Quoted from http://annhyg.oxfordjournals.org/content/56/8/879.abstract.html
Quality of Evidence Must Guide Risk Assessment of Asbestos
- Received April 15, 2012.
- Revision received June 28, 2012.
- Accepted July 23, 2012.
In 2011, we reported on the sensitivity of lung cancer potency estimates for asbestos to the quality of the exposure assessment component of underlying evidence. Both this meta-analysis and a separate reassessment of standards published by the Health Council of the Netherlands (Gezondheidsraad) have been commented on by Berman and Case. A criticism is that we used a truncated data set. We incrementally excluded poorer-quality studies to evaluate trends in meta-analyzed lung cancer potency estimates (meta-K L values). This was one of three analysis approaches we presented. The other two used the full set of studies: a meta-analysis stratified by covariates and dichotomized by poorer and better exposure assessment aspects; and a meta-regression modeling both asbestos fiber type and these covariates.
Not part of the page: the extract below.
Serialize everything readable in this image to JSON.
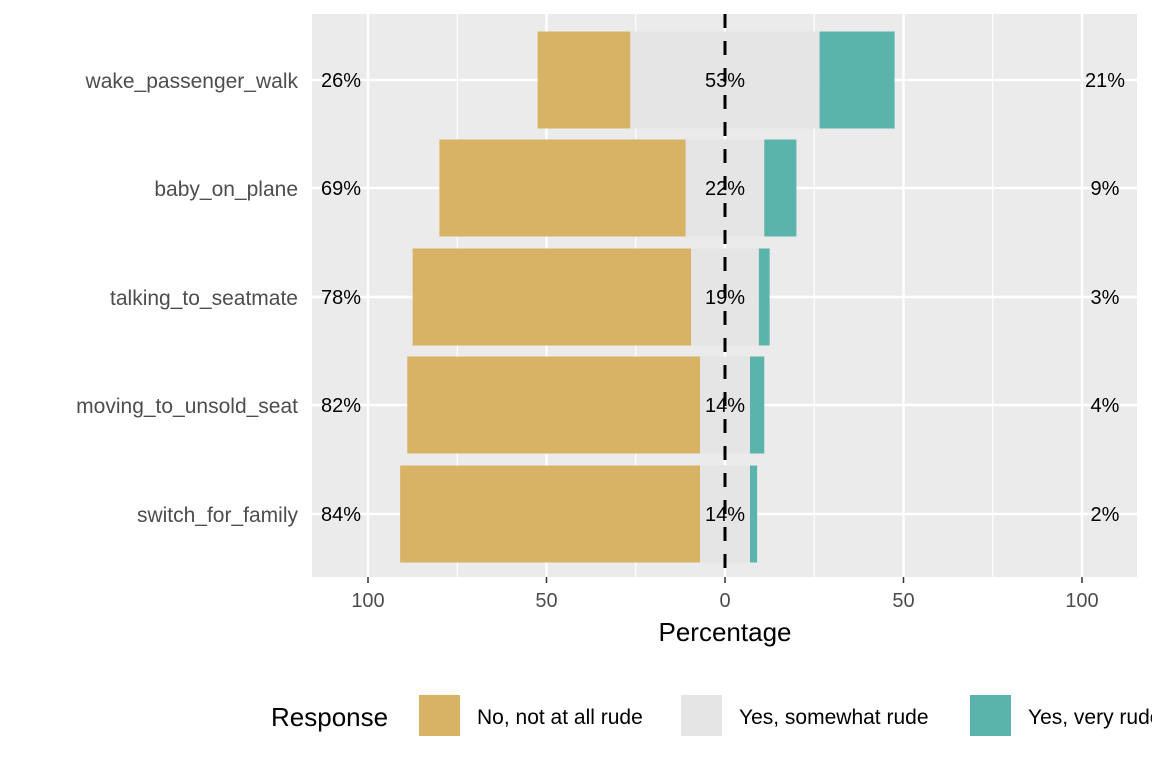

They also state that our results are not robust to removal of one study. We disagree with this claim and present additional sensitivity analyses underpinning our earlier conclusion that inclusion of studies with higher-quality asbestos-exposure assessment yield higher meta-estimates of the lung cancer risk per unit of exposure. We reiterate that potency differences for predominantly chrysotile- versus amphibole-asbestos-exposed cohorts are difficult to ascertain when meta-analyses are restricted to studies with fewer exposure assessment limitations. We strongly argue that the existence of any uncertainty related to potency issues should not hamper the development of appropriate evidence-based guidelines and stringent policies in order to protect the public from hazardous environmental and occupational exposures.